В Хиве и в других среднеазиатских ханствах находилось в плену немало русских подданных, которых эксплуатировали как рабов. В Петербурге не забывали о них, и оренбургской администрации было поручено способствовать их освобождению.
Перовский приобрел известность как человек амбициозный, властный, твердо намеренный обеспечить порядок и безопасность на вверенных ему землях, при необходимости самыми суровыми методами. Правил твердой рукой, пресекая разбой и любые выступления против власти. Однажды в горной местности вблизи Златоуста взбунтовалось несколько десятков тысяч башкир и государственных крепостных, в результате чего горожане в страхе провели несколько дней, приготовившись к обороне. Башкиры протестовали против строительства церквей (в действительности местная администрация собиралась строить магазины, но указания на сей счет носили невразумительный характер), а государственные крепостные опасались, что их продадут частным гражданам.
Поход против бунтовщиков возглавил лично Перовский, его сопровождал Виткевич. Сопротивления толком не последовало и губернатору оставалось лишь поручить генералу Циолковскому наказать виновных.
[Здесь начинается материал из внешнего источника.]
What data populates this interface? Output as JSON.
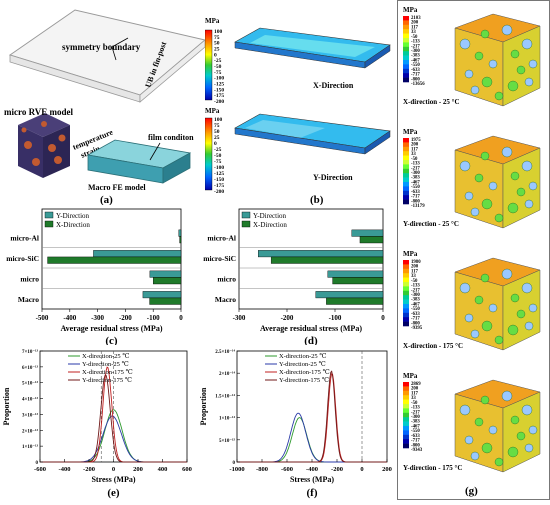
{
  "panel_a": {
    "label": "(a)",
    "annotations": {
      "symmetry": "symmetry boundary",
      "micro_rve": "micro RVE model",
      "temperature": "temperature",
      "strain": "strain",
      "macro": "Macro FE model",
      "film": "film conditon",
      "ub": "UB in fin-post"
    }
  },
  "panel_b": {
    "label": "(b)",
    "unit": "MPa",
    "ticks": [
      "100",
      "75",
      "50",
      "25",
      "0",
      "-25",
      "-50",
      "-75",
      "-100",
      "-125",
      "-150",
      "-175",
      "-200"
    ],
    "top_label": "X-Direction",
    "bottom_label": "Y-Direction"
  },
  "panel_g": {
    "label": "(g)",
    "items": [
      {
        "unit": "MPa",
        "caption": "X-direction - 25 °C",
        "ticks": [
          "2103",
          "200",
          "117",
          "33",
          "-50",
          "-133",
          "-217",
          "-300",
          "-383",
          "-467",
          "-550",
          "-633",
          "-717",
          "-800",
          "-13656"
        ]
      },
      {
        "unit": "MPa",
        "caption": "Y-direction - 25 °C",
        "ticks": [
          "1975",
          "200",
          "117",
          "33",
          "-50",
          "-133",
          "-217",
          "-300",
          "-383",
          "-467",
          "-550",
          "-633",
          "-717",
          "-800",
          "-13179"
        ]
      },
      {
        "unit": "MPa",
        "caption": "X-direction - 175 °C",
        "ticks": [
          "1980",
          "200",
          "117",
          "33",
          "-50",
          "-133",
          "-217",
          "-300",
          "-383",
          "-467",
          "-550",
          "-633",
          "-717",
          "-800",
          "-9395"
        ]
      },
      {
        "unit": "MPa",
        "caption": "Y-direction - 175 °C",
        "ticks": [
          "2869",
          "200",
          "117",
          "33",
          "-50",
          "-133",
          "-217",
          "-300",
          "-383",
          "-467",
          "-550",
          "-633",
          "-717",
          "-800",
          "-9343"
        ]
      }
    ]
  },
  "colors": {
    "y_direction": "#3a9a96",
    "x_direction": "#1f7a2a",
    "green_curve": "#2e9a2e",
    "blue_curve": "#2a3aa8",
    "red_curve": "#c02020",
    "dark_red_curve": "#701818"
  },
  "chart_data": [
    {
      "id": "c",
      "type": "bar",
      "label": "(c)",
      "categories": [
        "micro-Al",
        "micro-SiC",
        "micro",
        "Macro"
      ],
      "series": [
        {
          "name": "Y-Direction",
          "values": [
            -8,
            -315,
            -112,
            -137
          ]
        },
        {
          "name": "X-Direction",
          "values": [
            -5,
            -480,
            -100,
            -113
          ]
        }
      ],
      "xlim": [
        -500,
        0
      ],
      "xticks": [
        "-500",
        "-400",
        "-300",
        "-200",
        "-100",
        "0"
      ],
      "xlabel": "Average residual stress (MPa)",
      "legend": "top-left",
      "orientation": "horizontal"
    },
    {
      "id": "d",
      "type": "bar",
      "label": "(d)",
      "categories": [
        "micro-Al",
        "micro-SiC",
        "micro",
        "Macro"
      ],
      "series": [
        {
          "name": "Y-Direction",
          "values": [
            -65,
            -260,
            -115,
            -140
          ]
        },
        {
          "name": "X-Direction",
          "values": [
            -48,
            -233,
            -105,
            -118
          ]
        }
      ],
      "xlim": [
        -300,
        0
      ],
      "xticks": [
        "-300",
        "-200",
        "-100",
        "0"
      ],
      "xlabel": "Average residual stress (MPa)",
      "legend": "top-left",
      "orientation": "horizontal"
    },
    {
      "id": "e",
      "type": "line",
      "label": "(e)",
      "xlabel": "Stress (MPa)",
      "ylabel": "Proportion",
      "xlim": [
        -600,
        600
      ],
      "xticks": [
        "-600",
        "-400",
        "-200",
        "0",
        "200",
        "400",
        "600"
      ],
      "ylim": [
        0,
        7e-13
      ],
      "yticks": [
        "0",
        "1×10⁻¹³",
        "2×10⁻¹³",
        "3×10⁻¹³",
        "4×10⁻¹³",
        "5×10⁻¹³",
        "6×10⁻¹³",
        "7×10⁻¹³"
      ],
      "series": [
        {
          "name": "X-direction-25 ℃",
          "peak": 0,
          "amp": 3.3e-13,
          "width": 70
        },
        {
          "name": "Y-direction-25 ℃",
          "peak": -10,
          "amp": 2.9e-13,
          "width": 75
        },
        {
          "name": "X-direction-175 ℃",
          "peak": -50,
          "amp": 6e-13,
          "width": 36
        },
        {
          "name": "Y-direction-175 ℃",
          "peak": -65,
          "amp": 5.5e-13,
          "width": 38
        }
      ],
      "dashed_x": [
        -100,
        0
      ]
    },
    {
      "id": "f",
      "type": "line",
      "label": "(f)",
      "xlabel": "Stress (MPa)",
      "ylabel": "Proportion",
      "xlim": [
        -1000,
        200
      ],
      "xticks": [
        "-1000",
        "-800",
        "-600",
        "-400",
        "-200",
        "0",
        "200"
      ],
      "ylim": [
        0,
        2.5e-14
      ],
      "yticks": [
        "0",
        "5×10⁻¹⁵",
        "1×10⁻¹⁴",
        "1.5×10⁻¹⁴",
        "2×10⁻¹⁴",
        "2.5×10⁻¹⁴"
      ],
      "series": [
        {
          "name": "X-direction-25 ℃",
          "peak": -500,
          "amp": 1e-14,
          "width": 58
        },
        {
          "name": "Y-direction-25 ℃",
          "peak": -510,
          "amp": 1.1e-14,
          "width": 60
        },
        {
          "name": "X-direction-175 ℃",
          "peak": -240,
          "amp": 2e-14,
          "width": 30
        },
        {
          "name": "Y-direction-175 ℃",
          "peak": -245,
          "amp": 2.05e-14,
          "width": 30
        }
      ],
      "dashed_x": [
        0
      ]
    }
  ]
}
Перовский, как и многие его единомышленники, видел в Средней Азии не только источник проблем и «головную боль», но и многообещающие перспективы. Просто нужно было расчистить дорогу для полнокровного экономического взаимодействия. Торговля, незначительная по сравнению с общим российским внешнеторговым оборотом, могла вырасти в разы. Отечественные промышленные изделия пользовались все меньшим спросом в Европе, которая отводила России место своего аграрно-сырьевого придатка, а на Востоке, в отсутствие западной конкуренции, как считалось, можно было добиться известного преимущества.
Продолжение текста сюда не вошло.